Publié le Mercredi 25 février 2026 à 17h00.

Pour la gauche ukrainienne, une lutte sociale dans et contre la guerre

La société ukrainienne ne se contente pas de résister militairement. Réseaux d’entraide, auto-organisation, mobilisations syndicales et féministes : la guerre révèle une résistance populaire profonde, traversée de contradictions sociales et confrontée aux politiques néolibérales du gouvernement, mais déterminante pour l’issue du conflit.

Dès les premiers jours de l’invasion de l’Ukraine par la Russie, le 24 février 2022, la résistance ukrainienne déjoue les plans de Poutine qui imaginait prendre Kyiv et installer un gouvernement ami, sans coup férir. L’armée ukrainienne reprend même une partie du terrain en 2022. Le conflit se transforme en guerre d’usure, combats d’artillerie et de drones, pertes humaines considérables et destruction systématique par l’armée russe des infrastructures civiles et énergétiques.

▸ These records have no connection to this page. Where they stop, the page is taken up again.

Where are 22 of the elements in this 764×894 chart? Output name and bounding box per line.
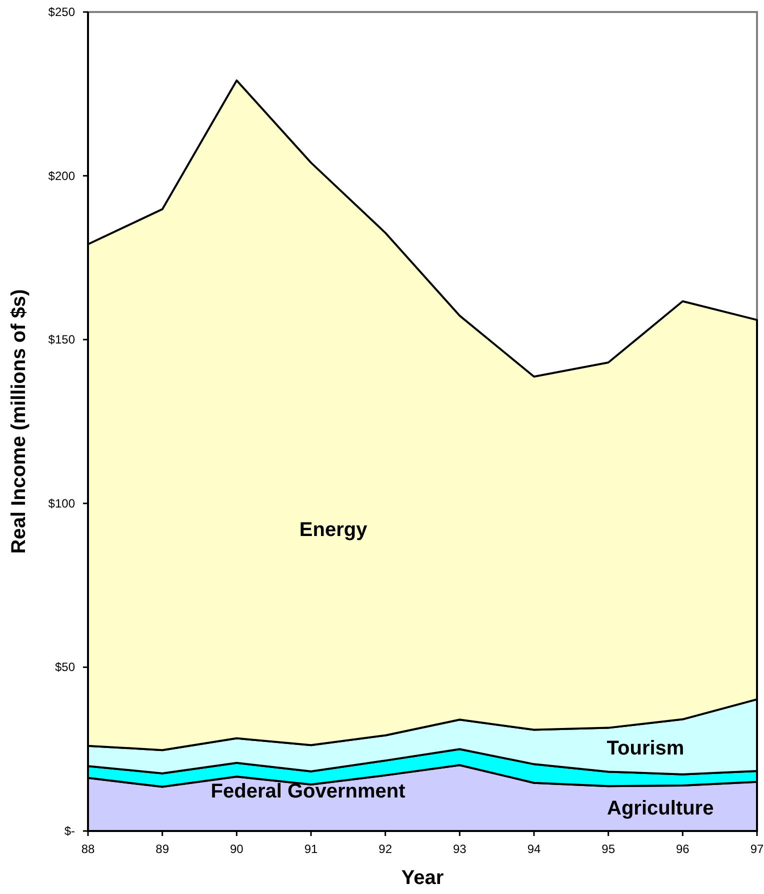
- x-tick-label: 92: [378, 842, 392, 856]
- x-tick-label: 91: [304, 842, 318, 856]
- series-label: Federal Government: [210, 780, 406, 802]
- series-label: Energy: [299, 518, 368, 541]
- x-tick-label: 88: [81, 842, 95, 856]
- y-tick-label: $50: [54, 660, 76, 674]
- y-tick-label: $150: [48, 332, 76, 347]
- x-tick-label: 90: [230, 842, 244, 856]
- x-axis-title: Year: [401, 867, 444, 889]
- x-tick-label: 97: [750, 842, 764, 856]
- y-axis-title: Real Income (millions of $s): [8, 289, 30, 554]
- y-tick-label: $-: [64, 824, 75, 838]
- x-tick-label: 89: [156, 842, 170, 856]
- x-tick-label: 94: [527, 842, 541, 856]
- y-tick-label: $100: [48, 496, 76, 510]
- x-tick-label: 95: [602, 842, 616, 856]
- x-tick-label: 93: [452, 842, 467, 856]
- series-label: Agriculture: [607, 797, 714, 820]
- series-label: Tourism: [606, 737, 684, 760]
- x-tick-label: 96: [676, 842, 690, 856]
- y-tick-label: $200: [48, 168, 76, 183]
- y-tick-label: $250: [48, 5, 76, 19]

Une mobilisation multiple de la société

Depuis quatre ans, la société ukrainienne a mis en place des réseaux de collectes et d’entraide (nourriture, vêtements, médicaments) reliant les soldatEs et leurs familles, assurant évacuations de blesséEs, soins sous les bombardements, aide aux personnes déplacées. Une inventivité populaire s’est déployée pour transformer et fabriquer des drones utiles à de multiples tâches. De nombreuses expressions artistiques de la résistance (musique, littérature, arts visuels, graffitis) ont émergé. Les luttes sociales et syndicales ont persisté, sous la loi martiale, notamment dans les services publics confrontés à la remise en cause néolibérale des droits sociaux du gouvernement Zelensky.

Pour l’organisation politique de gauche Sotsialnyi Rukh (« Mouvement social »), pour le syndicat étudiant Priama Diia (« Action directe »), celui des infirmières « Soyez comme nous sommes », ou pour le collectif d’entraide « Solidarity Collectives », la mobilisation se déploie comme lutte sociale dans et contre la guerre. Elle intensifie, transforme et met à nu les rapports d’exploitation et de domination économique, genrée et politique. Les pratiques d’auto-organisation, soutien matériel aux combattantEs, solidarité avec les prisonnierEs et les réfugiéEs prouvent que la société peut agir sur des bases indépendantes, y compris dans un contexte de guerre.

Des lignes de classes

La situation n’est pas simple. La corruption, les désillusions face aux promesses de Zelensky, les pertes massives et les inégalités sur le front et dans la société se traduisent par une montée des désertions. La « busification » (capture de conscrits avec des minibus par des centres de recrutement) alimente le mécontentement contre l’organisation de la conscription. En dépit d’un rejet massif de l’agression russe, elle reflète la fatigue sociale face à un conflit qui dure et qui pèse de façon inégalitaire sur la société.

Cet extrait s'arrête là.